Regulators consider Westar rate settlement
TOPEKA (AP) — Attorneys for Westar Energy Inc. and its customers urged Kansas regulators Thursday to approve a proposal for allowing the utility to raise its service charge for residential electricity users by $3 a month, saying it's a reasonable way for the state's largest electric company to cover additional costs.
The Kansas Corporation Commission had a hearing Thursday on the proposal, which arose from a settlement involving Westar Energy and representatives of its customers, with no parties opposing it. The commission sets utility rates and has until early December under state law to issue a ruling.
The settlement would let Westar, which has about 700,000 customers in Kansas, boost its overall rates by $30.6 million annually, or less than 2 percent. The bulk of the new revenues would come from residential consumers through the monthly fee they pay in addition to per-kilowatt hour charges. That fee, now $9, would rise to $12.

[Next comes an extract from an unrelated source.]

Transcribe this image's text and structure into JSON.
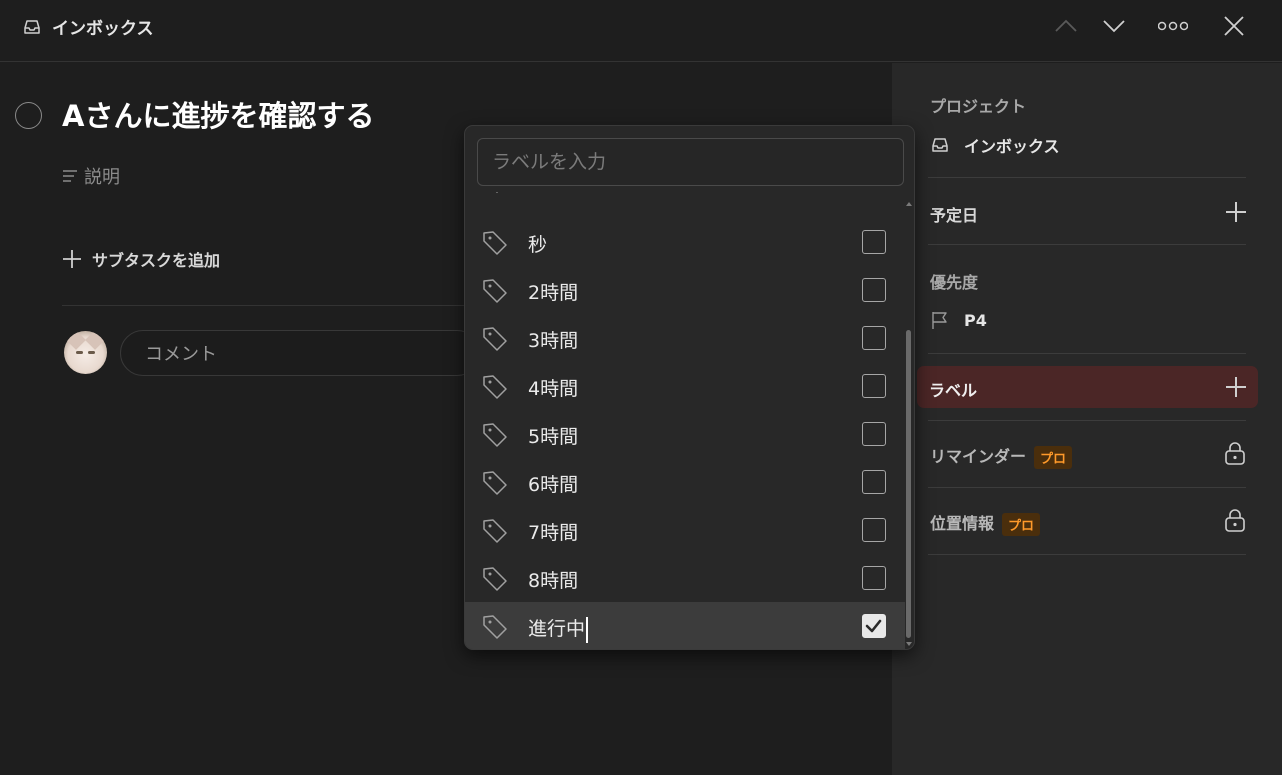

The parties to the settlement included the Citizens' Utility Ratepayers Board, a state agency representing small businesses and residential customers in cases before the commission. David Springe, CURB's consumer counsel, said the $3-per-month increase in the service charge is "manageable" for residential customers, partly because it's capped.
"We think that that's a good result in this particular case," Springe told the commissioners. "People are working together and compromising, and it does become sort of a community working together."
Westar proposed a slightly overall increase in April to pay for federally required environmental upgrades at its La Cygne power plant in eastern Kansas. During Thursday's hearing, Greg Greenwood, Westar's senior vice president for strategy, testified that the company actually needed $42 million more in revenues to cover those cuts but found efficiencies elsewhere to offset them.
"In our business, probably 85 percent of utility costs are fixed," Greenwood said. "We have to have our power plants, power lines, poles and call centers there, 24-7, even if that last generating unit's only needed five days on the hottest days of the summer. That infrastructure has to be there, or else people's lights go off on those hottest days."
However, Westar had wanted to shift about $50 million in charges to residential customers and small businesses from larger businesses and public schools. Under the settlement, it would drop that idea.
The settlement also would continue to allow Westar to earn a 10 percent profit, something CURB had questioned.
While residential consumers and small businesses will provide the bulk of Westar's new revenues, other, larger businesses will see increases as a group.
The exception will be the Occidental Chemical plant in south Wichita, which will see its rates reduced by $9.7 million. Occidental, Westar's largest customer, has a special contract with the company approved earlier by state regulators.